The art of carpet weaving has existed in Iran since ancient times. This is proven by  the 2500-year-old Pazyryk carpet, dating back to 500 B.C., during back to the Achaemenid period.

The first documented evidence on the existence of Persian carpets came from Chinese texts dating back to the Sassanid period (224 - 641 AD).

This art underwent many changes in various eras of the Iranian history to an extent that it passed an upward trend before the Islamic era until the Mongol invasion of Iran. After the invasion, the art began to grow again during the Timurid and Ilkhanid dynasties.

Over time the materials used in carpets, including wool, silk and cotton, will decay. Therefore archaeologists are rarely able to make any particularly useful discoveries during archaeological excavations. What has remained from early times as evidence of carpet-weaving is nothing more than a few pieces of worn-out carpets. Such fragments do not help very much in recognizing the carpet-weaving characteristics of pre-Seljuk period (13th and 14th centuries AD) in Persia.

The weaving of pile rugs is a difficult and tedious process which, depending on the quality and size of the rug, may take anywhere from a few months to several years to complete.

To begin making a rug, one needs a foundation consisting of warps strong, thick threads of cotton, wool or silk which run the length of the rug and wefts similar threads which pass under and over the warps from one side to the other. The warps on either side of the rug are normally combined into one or more cables of varying thickness that are overcast to form the selvedge.

Weaving normally begins by passing a number of wefts through the bottom warp to form a base to start from. Loosely piled knots of dyed wool or silk are then tied around consecutive sets of adjacent warps to create the intricate patterns in the rug. As more rows are tied to the foundation, these knots become the pile of the rug.

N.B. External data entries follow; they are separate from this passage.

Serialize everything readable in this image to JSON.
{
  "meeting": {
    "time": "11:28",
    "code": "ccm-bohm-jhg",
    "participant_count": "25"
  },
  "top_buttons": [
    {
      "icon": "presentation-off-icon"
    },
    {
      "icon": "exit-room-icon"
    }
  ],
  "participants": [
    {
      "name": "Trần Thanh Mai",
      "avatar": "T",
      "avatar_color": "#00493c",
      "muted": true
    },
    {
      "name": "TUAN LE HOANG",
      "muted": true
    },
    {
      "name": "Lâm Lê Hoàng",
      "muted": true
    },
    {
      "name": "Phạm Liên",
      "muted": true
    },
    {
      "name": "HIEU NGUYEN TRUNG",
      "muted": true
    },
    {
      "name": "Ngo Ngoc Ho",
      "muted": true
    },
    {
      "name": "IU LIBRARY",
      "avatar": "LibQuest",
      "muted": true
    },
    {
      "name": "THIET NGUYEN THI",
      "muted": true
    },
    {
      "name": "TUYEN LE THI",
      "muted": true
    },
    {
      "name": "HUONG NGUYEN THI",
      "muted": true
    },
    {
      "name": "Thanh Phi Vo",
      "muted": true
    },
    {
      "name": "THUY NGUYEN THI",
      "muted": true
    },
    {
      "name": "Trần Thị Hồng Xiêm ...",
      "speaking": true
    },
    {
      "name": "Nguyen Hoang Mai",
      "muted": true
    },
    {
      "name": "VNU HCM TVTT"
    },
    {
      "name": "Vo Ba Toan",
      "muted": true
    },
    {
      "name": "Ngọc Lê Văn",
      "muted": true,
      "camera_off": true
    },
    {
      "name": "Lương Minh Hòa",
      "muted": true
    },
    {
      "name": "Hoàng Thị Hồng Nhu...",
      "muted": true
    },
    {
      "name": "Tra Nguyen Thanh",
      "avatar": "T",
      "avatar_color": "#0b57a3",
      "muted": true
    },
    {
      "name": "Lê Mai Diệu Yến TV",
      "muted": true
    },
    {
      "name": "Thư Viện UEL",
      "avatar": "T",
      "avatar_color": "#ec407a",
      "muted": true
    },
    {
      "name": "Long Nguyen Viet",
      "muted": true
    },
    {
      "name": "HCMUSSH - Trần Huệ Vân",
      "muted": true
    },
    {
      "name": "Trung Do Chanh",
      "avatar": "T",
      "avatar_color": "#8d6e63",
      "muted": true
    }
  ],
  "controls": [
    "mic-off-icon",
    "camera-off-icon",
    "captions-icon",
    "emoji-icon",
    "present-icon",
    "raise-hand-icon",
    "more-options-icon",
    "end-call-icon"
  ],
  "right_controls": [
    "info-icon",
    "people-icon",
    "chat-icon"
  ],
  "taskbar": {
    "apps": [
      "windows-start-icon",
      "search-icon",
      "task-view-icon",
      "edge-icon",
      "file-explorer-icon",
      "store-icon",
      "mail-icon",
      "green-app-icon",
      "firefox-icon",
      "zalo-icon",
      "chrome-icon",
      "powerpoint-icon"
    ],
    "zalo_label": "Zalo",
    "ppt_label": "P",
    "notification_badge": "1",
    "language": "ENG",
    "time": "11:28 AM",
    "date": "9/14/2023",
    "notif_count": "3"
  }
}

Between each row of knots, one or more shots of weft are passed to tightly pack down and secure the rows.
Depending on the fineness of the weave, the quality of the materials and the expertise of the weavers, the knot count of a hand made rug can vary anywhere from 16 to 550 knots per square inch.

When the rug is completed, the warp ends form the fringes that may be weft-faced, braided, tasseled, or secured in some other manner.